Among the objections are the fears that opening up what is currently a closed strip of land at the bottom of their gardens to the public would instantly mean the kind of crime associated with places like the Bristol to Bath Railway Path in Easton will arrive in Brislington – burglars will suddenly have easy access to those back gardens.

But the main one is around the impact on wildlife. “Whilst it is true we should be pushing measures to fulfil green targets and measures to tackle the climate emergency, there is a balance that needs to be struck between promoting green public transport and protecting the natural environment,” said one resident of Repton Road, objecting to the plan.

“There has been a lack of transparency and open stake holder engagement with the residents of Repton Road regarding this. And whilst I am sure you will get a lot of support for the proposal it is unlikely that you would get as much support from the residents who will be directly impacted by this.

“Instead, we have been told it’s this or a new busy road – again open space does not need to be developed on! I can’t imagine with the green recovery initiatives and Bristol trying to divert traffic away from the city that a road would ever be approved – particularly as this route doesn’t offer much ease off the Bath road. Therefore, we should not be being bribed to one initiative over another,” she added.

A railway again?



The North Somerset Railway Line, now, from the Talbot Road bridge

While the first three outcomes are tangible – the first is the official proposal, the second is a counter proposal and the third is the reality right now – a fourth proposal is something that doesn’t have formal backing from anyone – yet.

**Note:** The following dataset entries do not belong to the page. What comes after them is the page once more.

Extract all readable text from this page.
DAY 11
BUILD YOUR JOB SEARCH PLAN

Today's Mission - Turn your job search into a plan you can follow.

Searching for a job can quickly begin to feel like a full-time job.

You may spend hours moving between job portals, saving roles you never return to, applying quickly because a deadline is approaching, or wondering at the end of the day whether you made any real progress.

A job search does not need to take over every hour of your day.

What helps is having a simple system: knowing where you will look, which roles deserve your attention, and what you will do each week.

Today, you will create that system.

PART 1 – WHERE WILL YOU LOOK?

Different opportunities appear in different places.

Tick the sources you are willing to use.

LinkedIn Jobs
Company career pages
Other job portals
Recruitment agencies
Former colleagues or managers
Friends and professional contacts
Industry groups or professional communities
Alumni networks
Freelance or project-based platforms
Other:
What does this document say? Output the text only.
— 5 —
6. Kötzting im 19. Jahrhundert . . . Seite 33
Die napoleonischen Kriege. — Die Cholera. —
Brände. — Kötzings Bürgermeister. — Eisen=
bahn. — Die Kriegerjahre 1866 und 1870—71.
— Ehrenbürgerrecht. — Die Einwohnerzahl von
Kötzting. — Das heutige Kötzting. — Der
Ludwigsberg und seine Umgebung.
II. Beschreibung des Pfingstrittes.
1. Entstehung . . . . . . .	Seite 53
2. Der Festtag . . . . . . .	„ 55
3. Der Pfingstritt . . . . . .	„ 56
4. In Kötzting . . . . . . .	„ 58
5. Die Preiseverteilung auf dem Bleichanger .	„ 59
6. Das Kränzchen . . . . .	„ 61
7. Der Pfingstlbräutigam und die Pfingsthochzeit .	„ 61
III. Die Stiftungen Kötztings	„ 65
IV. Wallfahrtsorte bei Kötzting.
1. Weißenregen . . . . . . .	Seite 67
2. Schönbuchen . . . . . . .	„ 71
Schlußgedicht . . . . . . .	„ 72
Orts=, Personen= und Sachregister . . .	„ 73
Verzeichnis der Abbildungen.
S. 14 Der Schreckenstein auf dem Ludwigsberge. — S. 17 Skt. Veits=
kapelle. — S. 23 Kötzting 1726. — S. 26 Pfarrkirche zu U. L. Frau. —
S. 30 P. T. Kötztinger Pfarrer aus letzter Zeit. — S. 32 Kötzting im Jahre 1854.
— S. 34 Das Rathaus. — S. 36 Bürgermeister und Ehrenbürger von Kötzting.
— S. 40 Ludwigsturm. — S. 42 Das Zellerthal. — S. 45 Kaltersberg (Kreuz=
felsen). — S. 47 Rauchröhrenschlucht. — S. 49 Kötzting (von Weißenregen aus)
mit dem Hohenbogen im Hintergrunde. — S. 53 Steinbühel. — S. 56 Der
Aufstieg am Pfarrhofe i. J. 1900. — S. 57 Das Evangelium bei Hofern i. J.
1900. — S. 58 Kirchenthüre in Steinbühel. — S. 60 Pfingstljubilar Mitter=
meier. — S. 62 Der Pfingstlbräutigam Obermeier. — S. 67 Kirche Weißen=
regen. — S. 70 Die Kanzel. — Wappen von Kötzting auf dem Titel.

But as plans are developed for some kind of mass rapid transit schemes in Bristol, proposals are made for tram networks, light rail schemes and more Metrobus routes, those thinking more outside the box are eyeing up the old North Somerset Railway as a ready made route to cut through from the south western edge of Bristol to the core of the city.

It’s not an unheard of idea: The Metrobus m2 route from Long Ashton utilises the old railway line routes around Ashton Gate and over the Ashton Swing Bridge, there have long been proposals to convert the Bristol to Bath Railway Path back to some kind of alternative light rail or tram line between Bristol and Bath.

And with the council once again throwing up the question of just how can the transport route between Bath and Bristol through Brislington be made less of a polluted, car-clogged nightmare, is a creative use of the old North Somerset Railway line back on the agenda?